Achei melhor substituir o trecho da entrevista com o Dr. Valentim Gentil Filho, como anunciei no texto anterior, pela entrevista completa feita em 04-11-2013 na Rede Viva, com 10.687 visualizações.
- (Moderador) Boa noite! Está começando mais um programa transmitido ao vivo pela TV Cultura, TV Brasil, Emissoras Afiliadas e pelo Portal UOL. Nossos entrevistadores convidados de hoje, são: Fernanda Bacetti, repórter de saúde do Jornal Estado de São Paulo; Luciana Sadi, psicanalista, escritora e blogueira da Folha de São Paulo; Aureliano Biancareli, jornalista da área de saúde; Dr. Paulo Saudiva, professor titular da Faculdade de Medicina da USP; e Ulisses Caposoli, editor chefe da Revista Scientific American Brasil. Teremos também os twiteiros convidados e nosso cartunista Paulo Caruso. Dr. Valentim Gentil, muito obrigado, em primeiro lugar, pela aceitação do convite, por estar aqui entre nós. O Sr. Costuma se referir ao cérebro humano como o ápice da perfeição. Eu pergunto, primeiro, por que o senhor diz isso, e segundo, por que uma máquina tão perfeita está sujeita a tantas e tão sérias avarias?

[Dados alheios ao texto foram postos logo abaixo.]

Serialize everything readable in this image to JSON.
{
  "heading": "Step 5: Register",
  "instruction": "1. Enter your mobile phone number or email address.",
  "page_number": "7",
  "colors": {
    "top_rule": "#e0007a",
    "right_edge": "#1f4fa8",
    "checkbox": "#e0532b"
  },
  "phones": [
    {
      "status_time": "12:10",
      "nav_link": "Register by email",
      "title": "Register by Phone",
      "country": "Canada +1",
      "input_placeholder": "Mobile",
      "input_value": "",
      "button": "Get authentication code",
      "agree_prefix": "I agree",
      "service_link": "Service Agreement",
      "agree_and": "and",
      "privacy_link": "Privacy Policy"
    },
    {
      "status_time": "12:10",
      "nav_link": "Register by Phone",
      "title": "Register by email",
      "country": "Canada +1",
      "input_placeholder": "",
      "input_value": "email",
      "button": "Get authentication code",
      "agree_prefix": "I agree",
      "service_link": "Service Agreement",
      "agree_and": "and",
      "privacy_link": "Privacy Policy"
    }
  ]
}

- (Valentim) Primeiro, é um grande prazer está aqui de novo. Eu acredito que seja o ápice da perfeição porque em torno da estruturação da matéria nós não conhecemos nada mais sofisticado, são 100 bilhões de células, cada uma delas podendo estabelecer mil conexões com outras células, usando uma infinidade de substâncias químicas, e cada vez que essas substâncias químicas chegam até os receptores provocam o que hoje a gente já sabe que é uma cadeia de outras reações químicas, que acabam transformando inclusive a composição do neurônio que recebeu essa informação. Tudo isso numa velocidade fantástica. Existem cérebros sofisticados em outras espécies, mas o nosso de fato atingiu o máximo que a gente conhece de processamento de informações. Não conseguimos hoje simular muito mais do que um milímetro cúbico de matéria cinzenta nos nossos supercomputadores. E uma estrutura tão sofisticada, com tantas conexões, com tantos sistemas funcionando na velocidade que funciona, ao longo hoje de mais de 80 anos de vida, inevitavelmente está sujeito a intempéries e avarias. O mais surpreendente para mim é a capacidade de resiliência que esses órgãos têm, tanto os humanos como os outros, porque nós nos submetemos a todo tipo de agressão ao longo da vida, desde os nossos hábitos alimentares até nossas condições de vida estressante. Apesar disso nós continuamos operacionais. Então eu acho que isso, de fato, se fosse uma máquina de fato, ela não resistiria muito.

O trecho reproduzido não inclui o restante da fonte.